Washington— Taking another swipe at the country’s top pay TV provider, Federal Communications Commission chairman Kevin Martin complained about cable industry rates and packages in testimony Thursday before the Senate Commerce Committee.
The FCC leader told lawmakers that cable rates had jumped 38% from 2000 to 2005 and 93% from 1995 to 2005, while the price of other communications products — local and long distance telephone and wireless phone service — had “decreased dramatically.”
Martin, who supports the a la carte sale of cable networks and cash back for parents who block indecent cable content, went on to complain that cable program tiers represented a flawed case of one-size-fits-all marketing.

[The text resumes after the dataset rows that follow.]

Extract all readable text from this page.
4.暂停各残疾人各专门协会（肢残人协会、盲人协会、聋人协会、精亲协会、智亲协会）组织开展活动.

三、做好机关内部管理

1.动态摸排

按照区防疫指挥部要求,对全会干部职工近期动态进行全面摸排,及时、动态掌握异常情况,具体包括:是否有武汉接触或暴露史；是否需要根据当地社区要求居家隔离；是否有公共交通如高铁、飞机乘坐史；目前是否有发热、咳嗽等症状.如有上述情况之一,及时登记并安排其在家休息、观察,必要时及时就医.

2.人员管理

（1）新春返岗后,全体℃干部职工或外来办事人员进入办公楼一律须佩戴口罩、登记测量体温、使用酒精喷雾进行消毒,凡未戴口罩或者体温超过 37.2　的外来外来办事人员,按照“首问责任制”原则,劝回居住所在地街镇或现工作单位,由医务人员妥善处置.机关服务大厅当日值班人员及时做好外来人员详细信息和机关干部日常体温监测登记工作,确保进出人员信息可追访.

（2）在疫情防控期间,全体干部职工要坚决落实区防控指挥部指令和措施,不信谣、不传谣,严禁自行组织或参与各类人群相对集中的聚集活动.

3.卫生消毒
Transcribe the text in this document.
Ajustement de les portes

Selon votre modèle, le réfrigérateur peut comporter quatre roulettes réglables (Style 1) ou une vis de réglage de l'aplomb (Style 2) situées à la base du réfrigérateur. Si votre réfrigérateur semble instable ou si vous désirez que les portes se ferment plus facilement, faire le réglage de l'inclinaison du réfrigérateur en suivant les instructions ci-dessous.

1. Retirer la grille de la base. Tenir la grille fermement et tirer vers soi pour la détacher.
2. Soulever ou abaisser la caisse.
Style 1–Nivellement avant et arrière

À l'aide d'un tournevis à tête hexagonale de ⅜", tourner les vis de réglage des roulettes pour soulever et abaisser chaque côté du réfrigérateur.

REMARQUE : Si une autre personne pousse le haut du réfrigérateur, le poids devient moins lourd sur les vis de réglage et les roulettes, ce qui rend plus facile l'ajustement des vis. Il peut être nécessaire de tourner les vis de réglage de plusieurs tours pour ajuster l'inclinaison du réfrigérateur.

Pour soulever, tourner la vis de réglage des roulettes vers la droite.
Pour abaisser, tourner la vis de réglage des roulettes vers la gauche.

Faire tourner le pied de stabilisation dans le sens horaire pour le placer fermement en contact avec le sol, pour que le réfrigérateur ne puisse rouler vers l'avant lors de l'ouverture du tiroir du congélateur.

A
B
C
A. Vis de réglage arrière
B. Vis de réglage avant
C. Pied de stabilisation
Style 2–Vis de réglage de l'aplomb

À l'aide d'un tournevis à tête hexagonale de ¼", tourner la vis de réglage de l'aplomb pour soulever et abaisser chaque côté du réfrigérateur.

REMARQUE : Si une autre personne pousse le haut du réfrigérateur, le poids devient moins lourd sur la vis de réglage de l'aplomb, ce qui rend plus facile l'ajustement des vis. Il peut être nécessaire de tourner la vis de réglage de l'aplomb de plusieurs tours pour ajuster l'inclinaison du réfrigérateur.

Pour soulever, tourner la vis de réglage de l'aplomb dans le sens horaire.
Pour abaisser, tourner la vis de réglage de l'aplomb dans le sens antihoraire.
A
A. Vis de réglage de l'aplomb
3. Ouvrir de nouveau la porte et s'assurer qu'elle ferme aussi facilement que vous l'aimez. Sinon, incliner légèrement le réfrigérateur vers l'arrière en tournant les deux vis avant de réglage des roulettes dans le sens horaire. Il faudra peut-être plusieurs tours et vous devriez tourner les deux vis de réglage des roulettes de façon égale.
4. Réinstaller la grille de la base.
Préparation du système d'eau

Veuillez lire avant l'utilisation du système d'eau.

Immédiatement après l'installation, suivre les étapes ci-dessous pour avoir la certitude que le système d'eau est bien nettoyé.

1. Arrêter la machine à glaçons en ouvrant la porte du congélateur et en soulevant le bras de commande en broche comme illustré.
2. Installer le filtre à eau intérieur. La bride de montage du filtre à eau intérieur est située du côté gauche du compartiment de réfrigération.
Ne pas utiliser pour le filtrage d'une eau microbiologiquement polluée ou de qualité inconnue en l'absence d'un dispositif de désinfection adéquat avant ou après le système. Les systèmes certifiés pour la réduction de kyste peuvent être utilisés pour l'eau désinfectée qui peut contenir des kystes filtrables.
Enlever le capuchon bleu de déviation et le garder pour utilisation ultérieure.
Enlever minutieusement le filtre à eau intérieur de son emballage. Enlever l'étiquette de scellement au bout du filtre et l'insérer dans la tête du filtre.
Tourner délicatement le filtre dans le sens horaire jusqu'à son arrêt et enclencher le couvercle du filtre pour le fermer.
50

“For those who want to receive 100 channels or more, today’s most popular cable packages may be a good value,” Martin said. “But according to Nielsen, most viewers watch fewer than two dozen channels. For them, the deal isn’t as good.”
Martin’s comments came during the agency’s first oversight hearing since Democrats took control of the House and Senate last month. Martin is scheduled to appear before the House Subcommittee on Telecommunications and the Internet on Feb. 15.
With regard to cable prices, Martin continued to rely on nominal figures, which are unadjusted for a number of things, including monetary inflation, program quality, ratings and other proxies for consumer satisfaction with cable service.
The National Cable & Telecommunications Association complained that Martin’s statistical methods ignored key developments not just in video but in voice and data markets.
“A real analysis of today’s marketplace shows the actual price of cable’s bundle of video, Internet and telephone services is 20% lower than the price of the same package of services 10 years ago. Chairman Martin’s comments reflect an outdated, incomplete and wholly inaccurate analysis,” NCTA vice president of communications Brian Dietz said.